Reducing the exchange deficit
Last Friday May 12, Beijing and Washington revealed a trade agreement as part of a 100-day plan agreed to by Presidents Xi Jinping and Donald Trump during their meeting in April.
This agreement brings to fruition one of President Trump’s campaign promises to reduce the growing trade deficit between the US and China. Last year, the gap related to goods and services traded with China reached $310 billion, which is equal to 60 percent of the country’s total deficit last year (US $500.6 billion)
In a January 29 research project, Daxue Consulting reported that after a banishment of 13 years, the Chinese government is giving up on the restriction of American beef in China. The new Sino-American trade agreement will allow, amongst other things, for an easier entry of American beef into China in order to address its growing consumption in the country.
Beijing also agreed to allow US companies to ship natural gas to China as well as a “full and prompt market access” for electronic payment services. This means that foreign companies will soon be allowed to provide credit ratings in China-starting next July. In exchange, Washington will allow cooked Chinese poultry to be sold in the country.
Both countries’ expectation, stemming from this 100-day plan, is to continue to strengthen the relationship and cooperation between China and the US into next year and beyond.
“Herculean accomplishment” or “Narrow deal”?

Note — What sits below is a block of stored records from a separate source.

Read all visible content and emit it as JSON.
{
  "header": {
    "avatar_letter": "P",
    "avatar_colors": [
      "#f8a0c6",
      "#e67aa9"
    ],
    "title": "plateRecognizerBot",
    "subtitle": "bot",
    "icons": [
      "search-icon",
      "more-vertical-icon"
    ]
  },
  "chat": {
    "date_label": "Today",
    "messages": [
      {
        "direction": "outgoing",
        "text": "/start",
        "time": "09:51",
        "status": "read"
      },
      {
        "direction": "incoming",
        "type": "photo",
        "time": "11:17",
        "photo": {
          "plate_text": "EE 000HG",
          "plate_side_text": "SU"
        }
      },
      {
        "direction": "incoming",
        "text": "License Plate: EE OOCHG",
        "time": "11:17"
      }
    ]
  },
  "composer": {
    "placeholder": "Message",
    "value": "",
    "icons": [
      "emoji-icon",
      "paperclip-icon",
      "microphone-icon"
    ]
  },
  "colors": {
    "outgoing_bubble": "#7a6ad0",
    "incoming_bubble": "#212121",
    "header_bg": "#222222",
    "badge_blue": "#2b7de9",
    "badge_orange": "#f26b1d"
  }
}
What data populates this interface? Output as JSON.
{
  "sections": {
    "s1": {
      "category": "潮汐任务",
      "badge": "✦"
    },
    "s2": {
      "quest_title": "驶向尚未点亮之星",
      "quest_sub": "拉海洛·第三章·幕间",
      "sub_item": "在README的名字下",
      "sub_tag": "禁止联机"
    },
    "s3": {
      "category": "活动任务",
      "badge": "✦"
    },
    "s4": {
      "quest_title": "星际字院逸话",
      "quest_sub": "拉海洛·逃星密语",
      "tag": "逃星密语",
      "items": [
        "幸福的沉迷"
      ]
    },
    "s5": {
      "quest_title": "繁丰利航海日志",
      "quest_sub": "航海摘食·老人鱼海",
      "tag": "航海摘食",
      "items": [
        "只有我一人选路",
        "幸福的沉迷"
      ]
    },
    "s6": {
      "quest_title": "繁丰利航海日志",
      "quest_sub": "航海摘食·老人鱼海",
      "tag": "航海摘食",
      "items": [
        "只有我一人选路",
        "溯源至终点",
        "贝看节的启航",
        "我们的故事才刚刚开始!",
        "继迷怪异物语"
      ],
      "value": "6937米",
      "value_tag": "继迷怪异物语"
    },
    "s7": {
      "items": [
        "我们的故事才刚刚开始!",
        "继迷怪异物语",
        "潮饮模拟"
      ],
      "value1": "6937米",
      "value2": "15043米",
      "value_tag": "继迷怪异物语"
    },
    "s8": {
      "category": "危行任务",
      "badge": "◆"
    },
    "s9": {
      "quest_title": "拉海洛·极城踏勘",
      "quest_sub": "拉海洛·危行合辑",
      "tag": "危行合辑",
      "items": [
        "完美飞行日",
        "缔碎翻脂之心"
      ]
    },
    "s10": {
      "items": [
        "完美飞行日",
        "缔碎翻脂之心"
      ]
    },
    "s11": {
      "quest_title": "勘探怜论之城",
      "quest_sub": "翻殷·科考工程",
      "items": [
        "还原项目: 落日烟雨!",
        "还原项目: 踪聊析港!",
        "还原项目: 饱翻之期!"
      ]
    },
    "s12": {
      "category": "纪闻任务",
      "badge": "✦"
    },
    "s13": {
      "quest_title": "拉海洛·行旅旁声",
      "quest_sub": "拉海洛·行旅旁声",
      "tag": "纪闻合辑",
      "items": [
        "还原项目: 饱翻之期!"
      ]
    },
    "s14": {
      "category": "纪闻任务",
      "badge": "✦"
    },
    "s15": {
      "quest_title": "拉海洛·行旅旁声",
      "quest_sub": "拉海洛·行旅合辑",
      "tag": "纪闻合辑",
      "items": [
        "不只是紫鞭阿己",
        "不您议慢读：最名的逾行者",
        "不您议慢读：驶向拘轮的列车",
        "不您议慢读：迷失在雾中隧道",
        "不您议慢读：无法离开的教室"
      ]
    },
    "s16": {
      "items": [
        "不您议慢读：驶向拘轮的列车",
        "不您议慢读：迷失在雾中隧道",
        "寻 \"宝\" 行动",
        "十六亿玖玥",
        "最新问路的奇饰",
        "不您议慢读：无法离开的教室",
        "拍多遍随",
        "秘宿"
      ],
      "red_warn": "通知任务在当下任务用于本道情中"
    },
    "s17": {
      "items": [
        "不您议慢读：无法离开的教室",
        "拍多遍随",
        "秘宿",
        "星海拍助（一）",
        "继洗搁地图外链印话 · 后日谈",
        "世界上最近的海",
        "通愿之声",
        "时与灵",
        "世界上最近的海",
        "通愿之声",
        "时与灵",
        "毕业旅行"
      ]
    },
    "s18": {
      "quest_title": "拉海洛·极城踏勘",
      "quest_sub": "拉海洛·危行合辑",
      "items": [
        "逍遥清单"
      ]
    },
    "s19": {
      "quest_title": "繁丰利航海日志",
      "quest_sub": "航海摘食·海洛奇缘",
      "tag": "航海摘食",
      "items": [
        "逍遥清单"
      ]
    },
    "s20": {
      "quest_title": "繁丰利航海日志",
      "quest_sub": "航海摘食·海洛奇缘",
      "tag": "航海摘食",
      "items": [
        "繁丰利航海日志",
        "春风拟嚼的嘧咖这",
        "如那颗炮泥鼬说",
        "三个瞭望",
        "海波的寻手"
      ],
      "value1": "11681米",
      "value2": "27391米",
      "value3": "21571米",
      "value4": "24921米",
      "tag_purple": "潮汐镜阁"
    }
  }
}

Even as the US government considers this Sino-American trade agreement “a herculean accomplishment”, according to Capital Economics, experts are “circumspect” regarding the efficiency of this deal. Indeed, analysts forecast this agreement is far from being enough to fill up the gap in trade exchanges between the worlds’ first and the second-largest economies. To quote CNN Money, “It’s quite a narrow deal” that is “not going to have a meaningful impact on the trade deficit that the U.S. has with China.”
Nonetheless, this agreement could have long-term potential, mainly due to the financial services portion of the deal, which would allow the entrance of American payment providers into China and conversely allow Chinese banks to reach the US banking market.